When I have a male as a client, they're very matter of fact. In a way it's a little easier in working with men for me as a dietician because it's kind of clear-cut. It's like I have a goal and I'm going to work toward this goal. With women there's a lot more layers to it. I think they have that story in their head, yes. That's a barrier for them. It is hard for them. I can't tell you how many people come in and say, oh, it's menopause; oh, my metabolism slowed down. So you have to be careful about the stories that you're telling yourself that can be slowing it down about your ability to lose the weight.

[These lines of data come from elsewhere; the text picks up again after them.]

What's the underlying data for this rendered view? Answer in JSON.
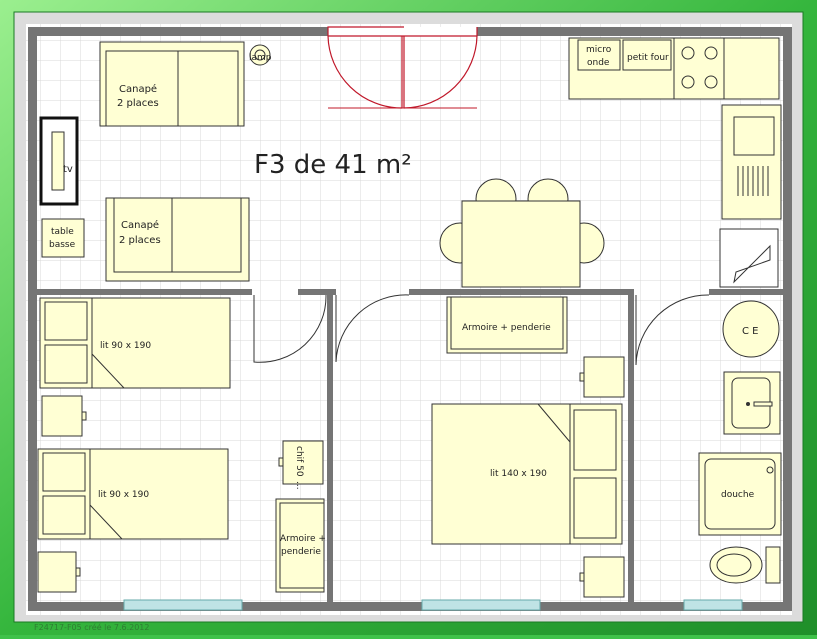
{
  "title": "F3 de 41 m²",
  "footer": "F24717-F05 créé le 7.6.2012",
  "labels": {
    "lamp": "lamp",
    "sofa_top_1": "Canapé",
    "sofa_top_2": "2 places",
    "sofa_bottom_1": "Canapé",
    "sofa_bottom_2": "2 places",
    "tv": "tv",
    "table_1": "table",
    "table_2": "basse",
    "micro_1": "micro",
    "micro_2": "onde",
    "oven": "petit four",
    "bed_a": "lit 90 x 190",
    "bed_b": "lit 90 x 190",
    "chest_1": "chif 50",
    "chest_2": "...",
    "wardrobe_a_1": "Armoire +",
    "wardrobe_a_2": "penderie",
    "wardrobe_b": "Armoire + penderie",
    "bed_double": "lit 140 x 190",
    "boiler": "C E",
    "shower": "douche"
  },
  "colors": {
    "frame": "#3fc24a",
    "wall": "#757575",
    "furniture": "#ffffd4",
    "grid": "#d6d6d6",
    "window": "#bfe3e5",
    "french_door": "#c0182a"
  }
}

When patients feel overwhelmed, when they feel like they have a hundred pounds to lose, oftentimes they get easily discouraged when they may come in and they say, well, I lost 10 pounds but I have 90 more pounds to go, okay, but you've lost 10 pounds. You started something. Let's talk about what you're noticing as you lost these 10 pounds, okay? It's about capturing that and helping them to continue to build momentum so they keep going and they're not bogged down by the idea of how much more weight they have to lose. So they have to break it down, I think, into smaller goals; maybe my goal is I want to at least 40 pounds, and then when I'm at those 40 pounds then I'm going to stop and we'll re-evaluate what I need to do. So it's about looking at smaller, more incremental, doable goals.
There are a lot of studies that show the benefits of accountability when it comes to weight loss. Regardless of diet type, having more frequent visits with the healthcare provider, whether it's in a group setting or it's individually, study after study shows that accountability, going to the appointments, are key indicators in the patient's long-term success. There's a very special dynamic that can occur in a group. People start to care about each other in the group and there's also some sort of healthy competitiveness that goes on. So I think comparing yourself amongst your peers can be motivating if you do it in the right way. I'm always encouraging patients to come to the meetings, and that meeting may involve a weigh-in; that's an additional accountability piece. Some people don't want to weigh-in. Would you ever go a doctor that's managing your blood pressure and say, excuse me, I don't think I want to test my blood pressure today. The doctor is going to look at you like you're crazy; we have to monitor to monitor your blood sugar, or blood pressure, or blood sugar, or whatever it is. Weight is an index so we have to look at your weight and maybe in a nonjudgmental way.
Weight regain is very common post-surgically. People may gain anywhere from I don't know 5, 15 percent of their weight, especially as they've settled in and maybe they're incorporating new foods. When you have other peers to talk to about that and you realize that you're not alone, that can feel a lot of better. It's like, oh, I thought I was the only one; I didn't realize you also put on a little bit of weight post-surgically. I think that's important when you're in the group to get that perspective.
If you're struggling with food it's really important that you redefine your relationship with food and you try to improve that, and you learn healthier coping mechanisms of how to manage all of your emotions.